UN Refugee Chief Tours Forgotten Africa Lands in Sudan, Chad & Kenya

The United Nations refugee chief, Antonio Guterres, started his 10-day tour on Monday to visit Sudan, Chad and Kenya. The former Portuguese prime minister will examine the fate of millions of civilians that have been displaced in war-torn Darfur and the south of the country which has recently been subdued. Before his arrival he voiced his concern that the world community was ignoring conflicts in Africa, such as what is happening in Sudan.

"It is obvious that there should have been a much stronger effort on the part of the international community to create the conditions for peace but Africa is a continent which is largely forgotten," Gutteres told Lisbon radio.

"We see that the international community mobilises easily in other parts of the world but when it comes to Africa there has been a systematic negligence which has prolonged conflicts like this one [Sudan] and gave rise to a serious food crisis in Niger," he added.

"There is a question of the world's responsibility towards Africa which needs to be taken seriously."

The UN refugee chief is scheduled to meet President Omar al-Beshir, Foreign Minister Mustafa Osman Ismail and other officials in Sudan on Tuesday.

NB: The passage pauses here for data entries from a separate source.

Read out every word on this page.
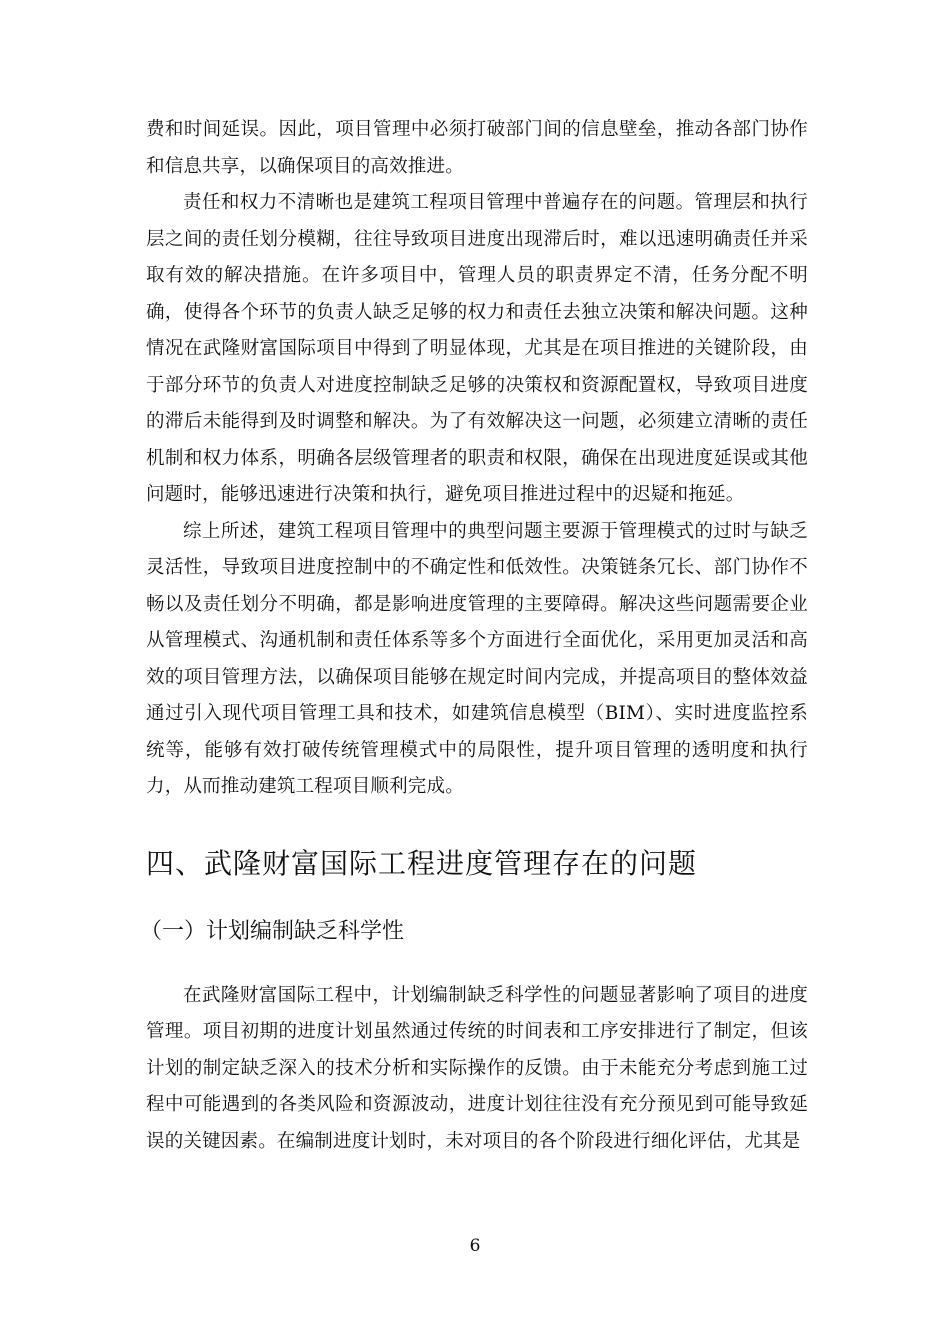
费和时间延误。因此，项目管理中必须打破部门间的信息壁垒，推动各部门协作和信息共享，以确保项目的高效推进。

责任和权力不清晰也是建筑工程项目管理中普遍存在的问题。管理层和执行层之间的责任划分模糊，往往导致项目进度出现滞后时，难以迅速明确责任并采取有效的解决措施。在许多项目中，管理人员的职责界定不清，任务分配不明确，使得各个环节的负责人缺乏足够的权力和责任去独立决策和解决问题。这种情况在武隆财富国际项目中得到了明显体现，尤其是在项目推进的关键阶段，由于部分环节的负责人对进度控制缺乏足够的决策权和资源配置权，导致项目进度的滞后未能得到及时调整和解决。为了有效解决这一问题，必须建立清晰的责任机制和权力体系，明确各层级管理者的职责和权限，确保在出现进度延误或其他问题时，能够迅速进行决策和执行，避免项目推进过程中的迟疑和拖延。

综上所述，建筑工程项目管理中的典型问题主要源于管理模式的过时与缺乏灵活性，导致项目进度控制中的不确定性和低效性。决策链条冗长、部门协作不畅以及责任划分不明确，都是影响进度管理的主要障碍。解决这些问题需要企业从管理模式、沟通机制和责任体系等多个方面进行全面优化，采用更加灵活和高效的项目管理方法，以确保项目能够在规定时间内完成，并提高项目的整体效益通过引入现代项目管理工具和技术，如建筑信息模型（BIM）、实时进度监控系统等，能够有效打破传统管理模式中的局限性，提升项目管理的透明度和执行力，从而推动建筑工程项目顺利完成。

四、武隆财富国际工程进度管理存在的问题
（一）计划编制缺乏科学性

在武隆财富国际工程中，计划编制缺乏科学性的问题显著影响了项目的进度管理。项目初期的进度计划虽然通过传统的时间表和工序安排进行了制定，但该计划的制定缺乏深入的技术分析和实际操作的反馈。由于未能充分考虑到施工过程中可能遇到的各类风险和资源波动，进度计划往往没有充分预见到可能导致延误的关键因素。在编制进度计划时，未对项目的各个阶段进行细化评估，尤其是

6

He will tour camps in Darfur which is home to hundreds of thousands of displaced people still suffering two and a half years after a deadly rebellion broke out which destroyed the villages. The region faces a humanitarian crisis after the uprising by the black African minority which was repressed by Beshir’s Arab Muslim regime and its proxy militias.

Since the rebellion in February 2003, between 180,000 and 300,000 people have been killed in Darfur and over two million displaced after fleeing the conflict and famine.

Neightbouring Chad shelters 200,000 refugess from Darfur. Gutteres is expected to visit two of the 12 camps there. Though the fighting decreased since last year, people have continously flocked to refugee camps even where they can find better conditions of living than in their home villages.

Last week, UN Secretary General Kofi Annan’s special representative in Sudan, Jan Pronk, said that Darfur was "much more stable than before."

Nearly 10,000 aid workers are operating in Darfur and thousands more in south Sudan, which also faces a huge humanitarian crisis.

Gutteres plans to visit southern Sudan next week to assess plans to repatriate 500,000 refugees and 4.6 million displaced people after the end of the 21-year civil war in the area.

John Garang, the historic rebel leader of the mainly Christian south, who had been appointed as first vice president, was killed in a helicopter crash near the border with Uganda on July 30. Deadly riots arose in Khartoum due to angry southerners who were suspicious that the crash was not an accident. The violence threatened to damage the north-south peace deal signed in January.

After visiting Darfur, Chad and southern Sudan, the refugee commissioner will then fly to Kenya, which houses 65,000 Sudanese refugees and operates the humnitarian operation for south Sudan.

Other neighbouring countries such as Uganda, the Democratic Republic of Congo, Egypt, Ethiopia and Eritrea, houses tens of thousands of refugees.